Matsnawi Rumi, Sihir Kata dan Nilai Makna

…satu-satunya puisi yang diizinkan dalam kota kita adalah himne untuk para dewa dan encomia, lagu pujian untuk menghormati manusia yang baik.

Plato – Republik

Puisi adalah sesuatu yang lebih filosofis dan lebih layak mendapatkan perhatian serius dibandingkan sejarah.

Aristoteles – Puitika

1

MATSNAWI anggitan Rumi (1207-1273 M) bisa dikatakan merupakan puisi dia yang paling terkenal. Menyebut nama Rumi—sebagai sufi, sebagai penyair, atau sebagai penyair-sufi—adalah menyebut Matsnawi. Enam jilid Matsnawi konon dianggit Rumi atas saran dari Husam Syalabi, juru tulis Rumi sekaligus salah satu murid Syams Tabrizi. Karena itulah dikatakan bahwa terkadang Rumi menyebut Matsnawi dengan sebutan Kitab Husam.

Matsnawi, sebagaimana karya-karya Rumi yang lain—kecuali Diwan Syams—ditulis sepenuhnya menggunakan bahasa Persia. Perlu waktu lama untuk kemudian menemukan versi lengkapnya dalam terjemahan bahasa Arab dan perlu waktu lebih lama lagi untuk menemukan versi lengkapnya dalam terjemahan bahasa Inggris.

Terjemahan bahasa Inggris paling terkenal dikerjakan oleh Reynold A. Nicholson pada tahun 1925-1940. Terjemahannya diterbitkan pertama-tama dalam 8 jilid berikut dengan teks asli berbahasa Persia yang diklaim sebagai “edisi kritis”. Pada tahun 2013 terjemahan tersebut diterbitkan juga oleh Konya Metropolitan Municipality dalam edisi boxset eksklusif hardback berukuran mungil sebanyak enam jilid tanpa menyertakan versi bahasa Persia. Terjemahan Nicholson adalah terjemahan yang teliti, meski kata-kata dan frasa-frasa tertentu dalam Matsnawi yang menurutnya ditengarai sebagai “cabul” diterjemahkan ke dalam bahasa Latin alih-alih bahasa Inggris.

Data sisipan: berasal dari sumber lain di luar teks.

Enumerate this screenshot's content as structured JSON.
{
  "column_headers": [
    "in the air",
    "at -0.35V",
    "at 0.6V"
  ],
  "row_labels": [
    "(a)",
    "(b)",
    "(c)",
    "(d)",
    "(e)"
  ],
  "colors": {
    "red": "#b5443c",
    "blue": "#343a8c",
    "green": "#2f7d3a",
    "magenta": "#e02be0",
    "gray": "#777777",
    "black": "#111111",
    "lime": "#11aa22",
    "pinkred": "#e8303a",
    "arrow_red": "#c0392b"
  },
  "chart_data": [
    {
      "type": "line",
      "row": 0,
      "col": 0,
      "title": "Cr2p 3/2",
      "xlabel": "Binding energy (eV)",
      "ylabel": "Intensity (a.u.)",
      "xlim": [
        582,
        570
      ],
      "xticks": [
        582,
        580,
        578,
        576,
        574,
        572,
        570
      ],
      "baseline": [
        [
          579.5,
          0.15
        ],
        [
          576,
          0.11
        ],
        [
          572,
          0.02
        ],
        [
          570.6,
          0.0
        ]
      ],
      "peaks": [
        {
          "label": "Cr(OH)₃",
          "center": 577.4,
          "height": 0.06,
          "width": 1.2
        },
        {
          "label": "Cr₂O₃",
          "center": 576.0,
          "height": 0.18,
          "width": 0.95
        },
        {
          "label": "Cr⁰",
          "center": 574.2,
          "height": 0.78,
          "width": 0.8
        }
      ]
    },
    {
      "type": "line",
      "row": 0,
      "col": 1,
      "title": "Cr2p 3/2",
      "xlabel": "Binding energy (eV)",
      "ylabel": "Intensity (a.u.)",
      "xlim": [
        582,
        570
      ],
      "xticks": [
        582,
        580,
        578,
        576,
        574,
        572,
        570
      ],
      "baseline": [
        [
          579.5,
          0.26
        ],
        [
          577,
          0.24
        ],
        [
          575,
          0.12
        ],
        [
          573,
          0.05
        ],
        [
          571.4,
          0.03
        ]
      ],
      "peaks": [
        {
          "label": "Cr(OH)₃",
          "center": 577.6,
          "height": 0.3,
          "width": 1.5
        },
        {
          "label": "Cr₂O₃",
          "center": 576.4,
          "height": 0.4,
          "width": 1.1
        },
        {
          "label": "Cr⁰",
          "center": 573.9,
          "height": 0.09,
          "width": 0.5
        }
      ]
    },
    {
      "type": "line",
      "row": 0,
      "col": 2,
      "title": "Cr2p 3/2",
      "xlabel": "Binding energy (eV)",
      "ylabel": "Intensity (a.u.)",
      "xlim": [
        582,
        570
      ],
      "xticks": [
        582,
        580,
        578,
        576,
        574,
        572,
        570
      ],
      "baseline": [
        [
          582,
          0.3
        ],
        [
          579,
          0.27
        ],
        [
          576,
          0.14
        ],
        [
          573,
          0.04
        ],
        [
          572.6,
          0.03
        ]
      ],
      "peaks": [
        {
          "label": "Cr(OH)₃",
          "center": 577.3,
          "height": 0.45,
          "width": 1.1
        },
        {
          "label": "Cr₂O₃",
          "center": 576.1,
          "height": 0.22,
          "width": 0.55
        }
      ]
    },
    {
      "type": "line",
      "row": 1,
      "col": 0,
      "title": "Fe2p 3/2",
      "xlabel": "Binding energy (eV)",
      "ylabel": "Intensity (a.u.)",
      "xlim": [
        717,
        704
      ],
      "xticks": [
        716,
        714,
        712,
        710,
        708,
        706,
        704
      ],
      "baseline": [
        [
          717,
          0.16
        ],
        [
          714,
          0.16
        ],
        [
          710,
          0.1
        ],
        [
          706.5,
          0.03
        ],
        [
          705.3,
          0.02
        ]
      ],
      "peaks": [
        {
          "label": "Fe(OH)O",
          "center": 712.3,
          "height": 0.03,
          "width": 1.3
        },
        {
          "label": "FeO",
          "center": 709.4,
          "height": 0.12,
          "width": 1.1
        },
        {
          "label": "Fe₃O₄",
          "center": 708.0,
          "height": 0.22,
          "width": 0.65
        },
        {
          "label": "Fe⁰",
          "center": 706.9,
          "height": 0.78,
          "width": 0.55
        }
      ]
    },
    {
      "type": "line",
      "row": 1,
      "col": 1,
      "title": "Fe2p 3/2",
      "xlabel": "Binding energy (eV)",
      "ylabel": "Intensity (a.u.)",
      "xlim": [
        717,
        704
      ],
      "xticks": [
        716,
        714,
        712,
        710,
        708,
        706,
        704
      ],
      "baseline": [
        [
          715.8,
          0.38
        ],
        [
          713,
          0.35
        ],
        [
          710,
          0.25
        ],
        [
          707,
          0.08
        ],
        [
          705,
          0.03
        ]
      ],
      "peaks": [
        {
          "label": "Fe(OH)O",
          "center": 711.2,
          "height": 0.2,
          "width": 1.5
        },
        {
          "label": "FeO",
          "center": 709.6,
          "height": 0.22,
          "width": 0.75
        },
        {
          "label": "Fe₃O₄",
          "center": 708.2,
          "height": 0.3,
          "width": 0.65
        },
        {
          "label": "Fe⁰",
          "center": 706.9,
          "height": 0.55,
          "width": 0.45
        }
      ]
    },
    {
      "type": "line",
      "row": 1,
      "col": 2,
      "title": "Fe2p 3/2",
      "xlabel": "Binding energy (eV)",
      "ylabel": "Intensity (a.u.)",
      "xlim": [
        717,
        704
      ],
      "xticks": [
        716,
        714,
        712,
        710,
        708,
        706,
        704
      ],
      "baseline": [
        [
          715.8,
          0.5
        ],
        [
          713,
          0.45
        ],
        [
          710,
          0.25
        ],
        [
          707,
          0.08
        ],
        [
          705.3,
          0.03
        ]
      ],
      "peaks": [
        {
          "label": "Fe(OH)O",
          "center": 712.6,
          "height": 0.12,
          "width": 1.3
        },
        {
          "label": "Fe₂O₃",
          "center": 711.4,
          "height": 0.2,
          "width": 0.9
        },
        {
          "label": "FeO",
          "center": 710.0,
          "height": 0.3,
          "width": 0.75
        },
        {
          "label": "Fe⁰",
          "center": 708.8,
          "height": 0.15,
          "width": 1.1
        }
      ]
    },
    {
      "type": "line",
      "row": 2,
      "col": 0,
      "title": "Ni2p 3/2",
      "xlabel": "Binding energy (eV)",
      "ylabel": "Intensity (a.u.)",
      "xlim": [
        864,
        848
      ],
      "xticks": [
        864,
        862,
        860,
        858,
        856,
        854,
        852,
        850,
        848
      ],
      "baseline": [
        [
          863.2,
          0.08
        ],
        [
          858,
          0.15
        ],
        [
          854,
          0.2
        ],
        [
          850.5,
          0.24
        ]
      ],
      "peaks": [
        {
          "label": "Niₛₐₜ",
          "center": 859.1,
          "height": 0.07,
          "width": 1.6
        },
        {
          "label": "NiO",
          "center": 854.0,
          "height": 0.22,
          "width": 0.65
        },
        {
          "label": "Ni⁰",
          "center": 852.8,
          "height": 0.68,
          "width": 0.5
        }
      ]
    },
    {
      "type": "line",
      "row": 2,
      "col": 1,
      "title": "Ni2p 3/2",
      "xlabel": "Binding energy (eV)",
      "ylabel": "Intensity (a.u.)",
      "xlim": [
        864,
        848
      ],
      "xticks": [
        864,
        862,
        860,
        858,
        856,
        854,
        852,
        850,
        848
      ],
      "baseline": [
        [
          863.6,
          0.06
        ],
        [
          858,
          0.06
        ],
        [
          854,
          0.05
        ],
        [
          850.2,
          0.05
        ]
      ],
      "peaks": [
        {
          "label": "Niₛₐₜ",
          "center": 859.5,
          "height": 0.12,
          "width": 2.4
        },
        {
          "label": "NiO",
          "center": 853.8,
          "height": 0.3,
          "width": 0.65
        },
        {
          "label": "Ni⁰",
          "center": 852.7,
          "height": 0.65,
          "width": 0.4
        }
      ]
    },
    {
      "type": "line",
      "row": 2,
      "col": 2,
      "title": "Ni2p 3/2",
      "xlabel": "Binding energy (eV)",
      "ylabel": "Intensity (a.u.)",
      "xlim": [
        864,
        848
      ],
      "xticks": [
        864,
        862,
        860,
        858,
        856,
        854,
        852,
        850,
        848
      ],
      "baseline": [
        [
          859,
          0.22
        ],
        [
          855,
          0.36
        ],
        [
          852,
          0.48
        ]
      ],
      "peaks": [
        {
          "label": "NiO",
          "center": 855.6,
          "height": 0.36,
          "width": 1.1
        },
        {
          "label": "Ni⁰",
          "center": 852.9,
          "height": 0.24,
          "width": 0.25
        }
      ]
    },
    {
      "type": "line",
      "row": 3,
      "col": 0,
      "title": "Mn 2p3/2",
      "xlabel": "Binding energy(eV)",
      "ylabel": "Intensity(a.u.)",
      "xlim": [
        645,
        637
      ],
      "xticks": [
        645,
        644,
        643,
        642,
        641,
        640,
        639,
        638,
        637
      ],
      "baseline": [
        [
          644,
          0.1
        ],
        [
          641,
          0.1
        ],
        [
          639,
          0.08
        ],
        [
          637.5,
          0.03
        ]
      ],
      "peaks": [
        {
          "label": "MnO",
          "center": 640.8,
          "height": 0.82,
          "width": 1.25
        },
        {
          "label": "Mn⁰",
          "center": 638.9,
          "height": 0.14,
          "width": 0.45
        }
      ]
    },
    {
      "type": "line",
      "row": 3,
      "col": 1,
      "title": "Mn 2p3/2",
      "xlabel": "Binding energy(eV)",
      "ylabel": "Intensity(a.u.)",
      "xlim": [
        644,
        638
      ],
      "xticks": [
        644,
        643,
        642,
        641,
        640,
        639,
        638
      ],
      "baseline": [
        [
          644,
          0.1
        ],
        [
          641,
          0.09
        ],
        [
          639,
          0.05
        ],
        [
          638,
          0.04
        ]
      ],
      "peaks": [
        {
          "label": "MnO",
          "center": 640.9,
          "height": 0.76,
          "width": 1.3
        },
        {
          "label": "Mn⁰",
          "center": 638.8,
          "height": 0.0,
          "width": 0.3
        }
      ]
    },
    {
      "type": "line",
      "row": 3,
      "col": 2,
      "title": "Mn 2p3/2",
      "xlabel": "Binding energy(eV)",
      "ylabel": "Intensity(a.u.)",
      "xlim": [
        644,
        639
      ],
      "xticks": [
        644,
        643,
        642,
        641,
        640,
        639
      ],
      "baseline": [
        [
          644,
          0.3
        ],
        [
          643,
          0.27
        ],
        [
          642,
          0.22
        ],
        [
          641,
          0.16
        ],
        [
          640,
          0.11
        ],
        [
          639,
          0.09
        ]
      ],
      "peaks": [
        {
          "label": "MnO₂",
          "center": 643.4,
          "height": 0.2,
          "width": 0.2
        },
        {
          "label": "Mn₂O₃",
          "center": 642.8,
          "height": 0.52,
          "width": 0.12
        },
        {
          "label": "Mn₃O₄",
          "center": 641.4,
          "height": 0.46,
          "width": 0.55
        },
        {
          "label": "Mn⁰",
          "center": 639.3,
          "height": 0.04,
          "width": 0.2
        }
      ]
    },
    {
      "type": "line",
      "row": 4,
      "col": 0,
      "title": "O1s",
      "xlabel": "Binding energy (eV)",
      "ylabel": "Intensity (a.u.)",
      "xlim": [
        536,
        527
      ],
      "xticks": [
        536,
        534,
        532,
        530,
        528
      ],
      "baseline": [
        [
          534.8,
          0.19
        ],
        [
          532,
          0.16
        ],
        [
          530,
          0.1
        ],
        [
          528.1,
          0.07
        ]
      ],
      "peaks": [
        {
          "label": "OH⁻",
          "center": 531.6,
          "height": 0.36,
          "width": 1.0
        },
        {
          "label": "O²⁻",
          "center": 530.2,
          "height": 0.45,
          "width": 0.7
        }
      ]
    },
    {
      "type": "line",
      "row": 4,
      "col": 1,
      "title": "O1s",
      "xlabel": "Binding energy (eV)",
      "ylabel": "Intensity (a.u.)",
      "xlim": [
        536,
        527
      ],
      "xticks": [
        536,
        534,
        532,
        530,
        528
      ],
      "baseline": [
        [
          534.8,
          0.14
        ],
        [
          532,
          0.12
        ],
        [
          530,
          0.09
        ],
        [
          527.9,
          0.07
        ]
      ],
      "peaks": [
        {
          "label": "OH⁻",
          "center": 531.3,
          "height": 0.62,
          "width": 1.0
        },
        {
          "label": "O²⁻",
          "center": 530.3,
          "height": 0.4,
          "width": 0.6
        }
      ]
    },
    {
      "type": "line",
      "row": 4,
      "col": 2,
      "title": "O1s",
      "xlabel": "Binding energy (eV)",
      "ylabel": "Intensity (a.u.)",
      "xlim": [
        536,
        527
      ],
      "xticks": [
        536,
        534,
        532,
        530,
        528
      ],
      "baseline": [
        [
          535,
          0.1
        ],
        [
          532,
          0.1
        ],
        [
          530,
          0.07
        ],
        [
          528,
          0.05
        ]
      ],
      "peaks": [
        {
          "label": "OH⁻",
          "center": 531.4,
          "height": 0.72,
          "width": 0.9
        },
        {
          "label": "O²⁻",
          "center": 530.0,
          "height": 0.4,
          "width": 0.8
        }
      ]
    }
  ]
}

Pindaian kover edisi Konya Metropolitan Municipality (2013) jilid 1-3
Pindaian kover edisi Konya Metropolitan Municipality (2013) jilid 4-6

Sekurang-kurangnya ada 2 versi terjemahan Inggris baru Matsnawi secara keseluruhan yang sedang berlangsung sampai saat ini. Pertama, terjemahan yang dilakukan oleh Jawid Mojaddedi, seorang ahli Rumi kelahiran Afghanistan, sejak tahun 2004. Terjemahannya diterbitkan oleh penerbit Oxford dan sudah mencapai jilid ke-4 (14 November 2017, jilid ke-5 direncanakan terbit 8 September 2022). Terjemahan ini mau tak mau menandai satu langkah besar yang berani menyodorkan naskah lengkap Matsnawi dalam bahasa Inggris, lengkap, tanpa sensor ala zaman Viktoria sebagaimana kita temukan dalam terjemahan Nicholson.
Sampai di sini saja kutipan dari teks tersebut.